Vaginal ultrasound as an initial test in postmenopausal vaginal bleeding
Vaginal ultrasound as an initial test in postmenopausal vaginal bleeding
Abstract & Commentary
Synopsis: In postmenopausal women with vaginal bleeding, vaginal ultrasound is highly sensitive, but less specific, for identifying those women with potentially serious disease.
Source: Smith-Bindman R, et al. JAMA 1998;280: 1510-1517.
Postmenopausal women commonly present with vaginal bleeding, prompting many clinicians to ask whether noninvasive testing may be recommended as the first step in workup. Smith-Bindman and colleagues from the University of California, San Francisco, conducted an exhaustive meta-analysis of prospective studies that collected endovaginal measurements of endometrial thickness prior to sampling endometrial tissue in postmenopausal women with vaginal bleeding. Thirty-five studies including a total of 5892 women met the review’s inclusion criteria.
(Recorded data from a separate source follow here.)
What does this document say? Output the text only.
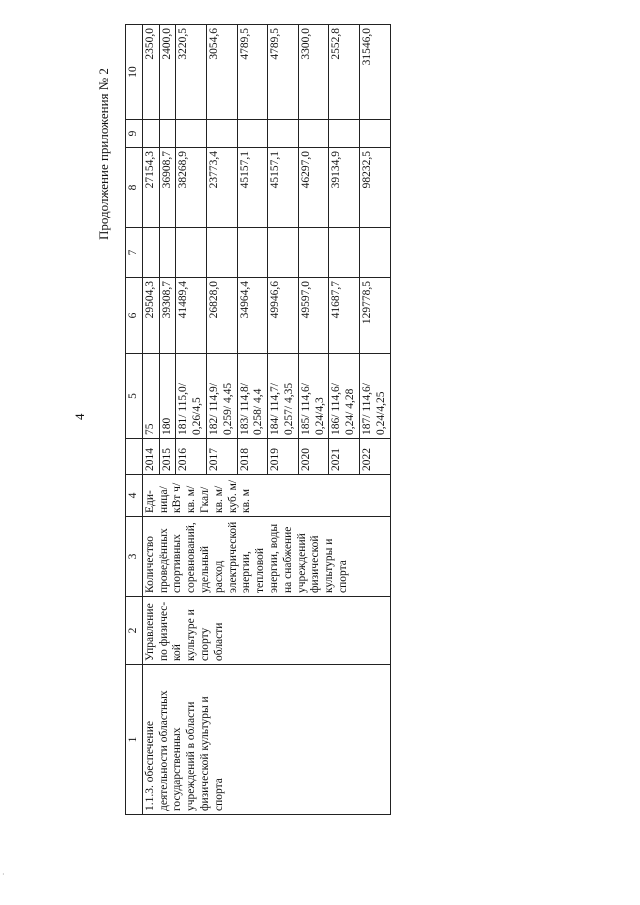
4
Продолжение приложения № 2
1	2	3	4		5	6	7	8	9	10
1.1.3. обеспечение деятельности областных государственных учреждений в области физической культуры и спорта	Управление по физичес-кой культуре и спорту области	Количество проведённых спортивных соревнований, удельный расход электрической энергии, тепловой энергии, воды на снабжение учреждений физической культуры и спорта	Еди-ница/ кВт ч/ кв. м/ Гкал/ кв. м/ куб. м/ кв. м	2014	75	29504,3		27154,3		2350,0
				2015	180	39308,7		36908,7		2400,0
				2016	181/ 115,0/ 0,26/4,5	41489,4		38268,9		3220,5
				2017	182/ 114,9/ 0,259/ 4,45	26828,0		23773,4		3054,6
				2018	183/ 114,8/ 0,258/ 4,4	34964,4		45157,1		4789,5
				2019	184/ 114,7/ 0,257/ 4,35	49946,6		45157,1		4789,5
				2020	185/ 114,6/ 0,24/4,3	49597,0		46297,0		3300,0
				2021	186/ 114,6/ 0,24/ 4,28	41687,7		39134,9		2552,8
				2022	187/ 114,6/ 0,24/4,25	129778,5		98232,5		31546,0
·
When Smith-Bindman et al used 5 mm as the threshold for abnormal endometrial thickness (encompassing the width of both the anterior and posterior endometrial walls), vaginal ultrasound was found to be 96% sensitive for endometrial carcinoma (95%; CI, 94%-98%) and 92% sensitive for endometrial disease (cancer, polyp, or atypical hyperplasia; 95%; CI, 90%-93%). These sensitivities did not vary with hormone replacement status. If a postmenopausal woman with vaginal bleeding had a negative endovaginal ultrasound, her pretest probability of endometrial cancer was reduced by 90% regardless of hormone use. Ultrasound was 77% specific for women who were using hormone replacement (95%; CI, 75%-79%), and 92% specific for those who were not (95%; CI, 90%-94%).
Comment by Elizabeth Morrison, MD, MSEd
Some postmenopausal women with vaginal bleeding cannot or do not wish to undergo endometrial sampling. In others, sampling is attempted but is nondiagnostic. This helpful meta-analysis by a multidisciplinary research team clarifies the role of endovaginal ultrasound for these women. Clinicians may choose to use ultrasound to exclude many postmenopausal women who do not require endometrial biopsy, as ultrasound is a highly sensitive screen for significant endometrial disease.
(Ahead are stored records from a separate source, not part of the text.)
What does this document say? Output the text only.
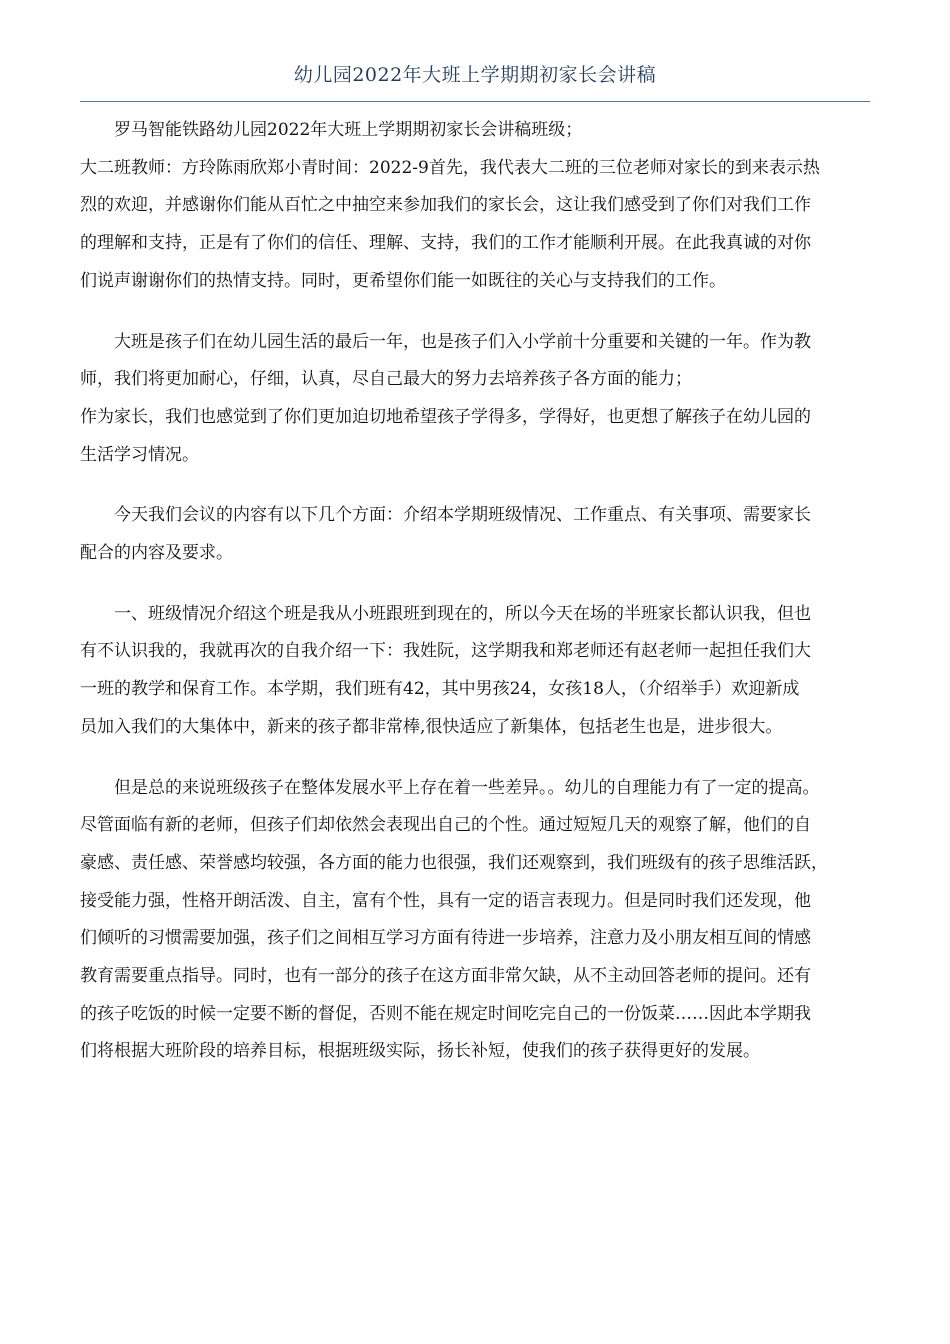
幼儿园2022年大班上学期期初家长会讲稿

罗马智能铁路幼儿园2022年大班上学期期初家长会讲稿班级；

大二班教师：方玲陈雨欣郑小青时间：2022-9首先，我代表大二班的三位老师对家长的到来表示热

烈的欢迎，并感谢你们能从百忙之中抽空来参加我们的家长会，这让我们感受到了你们对我们工作

的理解和支持，正是有了你们的信任、理解、支持，我们的工作才能顺利开展。在此我真诚的对你

们说声谢谢你们的热情支持。同时，更希望你们能一如既往的关心与支持我们的工作。

大班是孩子们在幼儿园生活的最后一年，也是孩子们入小学前十分重要和关键的一年。作为教

师，我们将更加耐心，仔细，认真，尽自己最大的努力去培养孩子各方面的能力；

作为家长，我们也感觉到了你们更加迫切地希望孩子学得多，学得好，也更想了解孩子在幼儿园的

生活学习情况。

今天我们会议的内容有以下几个方面：介绍本学期班级情况、工作重点、有关事项、需要家长

配合的内容及要求。

一、班级情况介绍这个班是我从小班跟班到现在的，所以今天在场的半班家长都认识我，但也

有不认识我的，我就再次的自我介绍一下：我姓阮，这学期我和郑老师还有赵老师一起担任我们大

一班的教学和保育工作。本学期，我们班有42，其中男孩24，女孩18人，（介绍举手）欢迎新成

员加入我们的大集体中，新来的孩子都非常棒,很快适应了新集体，包括老生也是，进步很大。

但是总的来说班级孩子在整体发展水平上存在着一些差异。。幼儿的自理能力有了一定的提高。

尽管面临有新的老师，但孩子们却依然会表现出自己的个性。通过短短几天的观察了解，他们的自

豪感、责任感、荣誉感均较强，各方面的能力也很强，我们还观察到，我们班级有的孩子思维活跃，

接受能力强，性格开朗活泼、自主，富有个性，具有一定的语言表现力。但是同时我们还发现，他

们倾听的习惯需要加强，孩子们之间相互学习方面有待进一步培养，注意力及小朋友相互间的情感

教育需要重点指导。同时，也有一部分的孩子在这方面非常欠缺，从不主动回答老师的提问。还有

的孩子吃饭的时候一定要不断的督促，否则不能在规定时间吃完自己的一份饭菜……因此本学期我

们将根据大班阶段的培养目标，根据班级实际，扬长补短，使我们的孩子获得更好的发展。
The meta-analysis used sound methods to explore this important question. Smith-Bindman et al explicitly stated their comprehensive strategy for selecting relevant prospective trials so that results could be combined appropriately. A test for homogeneity was done, and validity was assessed by two independent reviewers.
The results are compelling. As Smith-Bindman et al state, "For a postmenopausal woman with vaginal bleeding with a 10% pretest probability of endometrial cancer, her probability of cancer is 1% following a normal endovaginal ultrasound result." This is not to say that all clinicians will wish to use ultrasound for screening all such patients. Some physicians will reasonably choose endometrial biopsy, hysteroscopy, or other invasive techniques for patients felt to be at moderate to high risk of endometrial cancer or atypia. Endometrial biopsy and ultrasound had similar costs in a recent cost analysis,1 so cost need not be a factor in the decision.
It is interesting that in this meta-analysis, sensitivity and specificity were not improved when 4 mm rather than 5 mm was used as an endometrial stripe cut-off. Using a 3 mm cut-off yielded excellent sensitivity and specificity but would be impractical because relatively few women have an endometrium less than 3 mm thick. Using a 6 mm cut-off yielded sensitivity and specificity below 90% for endometrial disease. Future studies may further illuminate the optimal threshold value for endometrial thickness on ultrasound. Meanwhile, this meta-analysis will help gynecologists and family physicians use vaginal ultrasound more confidently in the workup of postmenopausal women with vaginal bleeding.
Reference
1. Weber AM, et al. Am J Obstet Gynecol 1997;177: 924-929.